Perhaps, when I’m in such self pitying modes, I sidestep the whole point of being a mum. Of being the person who gets him as nobody else does. I think I don’t, but the naughtiness, the humour in his naughtiness, I get it. Because he gets it from me. Some days I think he loves Vicky the way he does because he learns that from me too. Watching the man, learning him inside out, at war with his stubbornness but unable to withstand his smile, that’s how the Bhabs loves the Vicky. As do I.

He’s two and three quarters now and no longer a toddler by a long shot. I still haven’t gotten used to the ramifications of being a mum though. That if Vicky and I fight and I cry in my locked bedroom, my son will tell me the next day that yesterday you cried. And leave me to learn my own lesson like I leave him to learn his. That if I cry it matters, not because it upsets him but because my tears hurt him. Like my mother’s hurt me.

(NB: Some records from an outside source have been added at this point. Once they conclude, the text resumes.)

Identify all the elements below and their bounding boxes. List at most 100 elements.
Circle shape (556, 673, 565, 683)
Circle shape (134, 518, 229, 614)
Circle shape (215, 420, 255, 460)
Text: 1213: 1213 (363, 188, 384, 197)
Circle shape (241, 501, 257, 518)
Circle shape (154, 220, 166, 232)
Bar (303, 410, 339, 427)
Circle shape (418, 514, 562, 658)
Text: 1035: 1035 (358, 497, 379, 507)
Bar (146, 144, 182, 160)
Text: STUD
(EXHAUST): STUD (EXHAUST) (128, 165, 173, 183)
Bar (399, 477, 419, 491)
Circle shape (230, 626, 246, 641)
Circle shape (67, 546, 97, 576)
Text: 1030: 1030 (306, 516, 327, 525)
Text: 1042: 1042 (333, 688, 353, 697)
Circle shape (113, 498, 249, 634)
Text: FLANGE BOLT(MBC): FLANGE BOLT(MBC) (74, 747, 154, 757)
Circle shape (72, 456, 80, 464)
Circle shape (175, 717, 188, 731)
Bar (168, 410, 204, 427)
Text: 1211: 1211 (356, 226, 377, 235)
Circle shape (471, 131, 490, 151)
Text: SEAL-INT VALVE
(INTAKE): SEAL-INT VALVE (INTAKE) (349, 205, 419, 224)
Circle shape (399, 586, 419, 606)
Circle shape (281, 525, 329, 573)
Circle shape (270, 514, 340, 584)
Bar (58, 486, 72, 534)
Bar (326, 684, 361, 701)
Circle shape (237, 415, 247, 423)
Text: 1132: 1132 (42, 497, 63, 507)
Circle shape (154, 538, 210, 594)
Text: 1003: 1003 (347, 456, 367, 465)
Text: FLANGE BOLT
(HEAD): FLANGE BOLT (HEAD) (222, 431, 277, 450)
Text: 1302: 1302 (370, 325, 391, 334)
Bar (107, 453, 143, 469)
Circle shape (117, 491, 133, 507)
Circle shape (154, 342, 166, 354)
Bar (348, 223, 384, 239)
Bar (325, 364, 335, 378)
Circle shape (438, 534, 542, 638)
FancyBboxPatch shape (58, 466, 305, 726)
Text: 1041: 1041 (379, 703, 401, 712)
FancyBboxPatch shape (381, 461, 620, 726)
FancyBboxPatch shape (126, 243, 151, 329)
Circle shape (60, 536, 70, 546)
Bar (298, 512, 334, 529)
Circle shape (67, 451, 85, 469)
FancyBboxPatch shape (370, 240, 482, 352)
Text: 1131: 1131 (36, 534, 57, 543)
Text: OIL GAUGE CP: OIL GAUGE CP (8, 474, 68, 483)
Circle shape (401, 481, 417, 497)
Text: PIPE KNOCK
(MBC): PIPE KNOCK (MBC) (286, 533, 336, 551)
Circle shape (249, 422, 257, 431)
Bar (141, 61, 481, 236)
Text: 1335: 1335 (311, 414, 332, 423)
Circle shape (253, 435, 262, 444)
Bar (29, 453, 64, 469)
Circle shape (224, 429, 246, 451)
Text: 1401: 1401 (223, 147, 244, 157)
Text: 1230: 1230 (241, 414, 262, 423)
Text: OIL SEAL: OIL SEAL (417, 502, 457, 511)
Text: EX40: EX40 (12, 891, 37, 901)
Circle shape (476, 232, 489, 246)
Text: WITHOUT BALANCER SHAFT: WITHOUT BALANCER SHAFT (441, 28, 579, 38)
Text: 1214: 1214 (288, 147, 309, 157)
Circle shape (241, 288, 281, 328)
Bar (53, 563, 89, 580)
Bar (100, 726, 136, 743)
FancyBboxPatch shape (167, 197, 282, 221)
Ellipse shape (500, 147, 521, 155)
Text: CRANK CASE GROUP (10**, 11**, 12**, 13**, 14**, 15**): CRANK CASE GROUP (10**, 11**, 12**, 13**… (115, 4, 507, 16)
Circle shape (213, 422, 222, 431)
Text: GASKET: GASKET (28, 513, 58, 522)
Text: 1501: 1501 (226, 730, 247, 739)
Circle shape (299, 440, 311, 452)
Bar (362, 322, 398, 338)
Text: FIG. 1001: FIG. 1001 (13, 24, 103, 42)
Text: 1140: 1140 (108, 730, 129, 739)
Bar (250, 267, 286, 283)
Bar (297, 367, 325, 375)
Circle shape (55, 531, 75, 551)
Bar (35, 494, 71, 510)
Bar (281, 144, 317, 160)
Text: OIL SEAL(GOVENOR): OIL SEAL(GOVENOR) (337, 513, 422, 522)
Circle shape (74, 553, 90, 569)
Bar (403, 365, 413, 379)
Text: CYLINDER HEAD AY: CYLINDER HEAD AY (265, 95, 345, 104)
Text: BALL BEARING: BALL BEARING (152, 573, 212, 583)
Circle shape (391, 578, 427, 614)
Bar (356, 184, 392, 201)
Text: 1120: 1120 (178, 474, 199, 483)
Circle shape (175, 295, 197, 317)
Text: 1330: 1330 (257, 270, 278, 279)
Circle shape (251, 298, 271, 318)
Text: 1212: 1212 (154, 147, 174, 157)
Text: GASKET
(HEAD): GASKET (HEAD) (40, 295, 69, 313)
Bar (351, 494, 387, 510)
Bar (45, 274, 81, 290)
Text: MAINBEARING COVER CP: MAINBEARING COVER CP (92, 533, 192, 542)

In my own way, completely different from Vicky’s, I accept that I too make up his home. In my arms he listens to stories and from me he learns to cook omets (omlettes) and identify buldos (bulldozers). From me he hears his lullabye and with me he overcomes his fear of lightning (I’m so proud of him on this one). I teach him to appreciate his clothes and water the (two) plants and help him climb the ‘grown-up’ slide. I take him every where I go, to places where nobody would think to take him, and I fight for his rights when nobody else would even think to consider them. These are some of the things I do for him that nobody else does or can do. These are the things I’m supposed to do and I have no business thinking I can leave such important jobs to anybody else.

I’m not in a sentimental mood. Even if I were, my boys laugh me out of it. They don’t believe in being senti. But it’s funny how I insist on being Vicky’s world when I don’t always remember that I may be our son’s world too.

Tuesday, June 02, 2009

A Much Delayed Compliment

Rashi got married earlier this year and sent me this photograph of herself wearing her saree shadharon bhabe. I meant to post it here because I think she looked lovely but with one thing and another, I completely forgot.



A chance meeting in the Metro yesterday morning reminded me, so here she is. In a saree or the shalwar kameez she was wearing yesterday, she looks cutely newly wed. This ol’ matron is touched.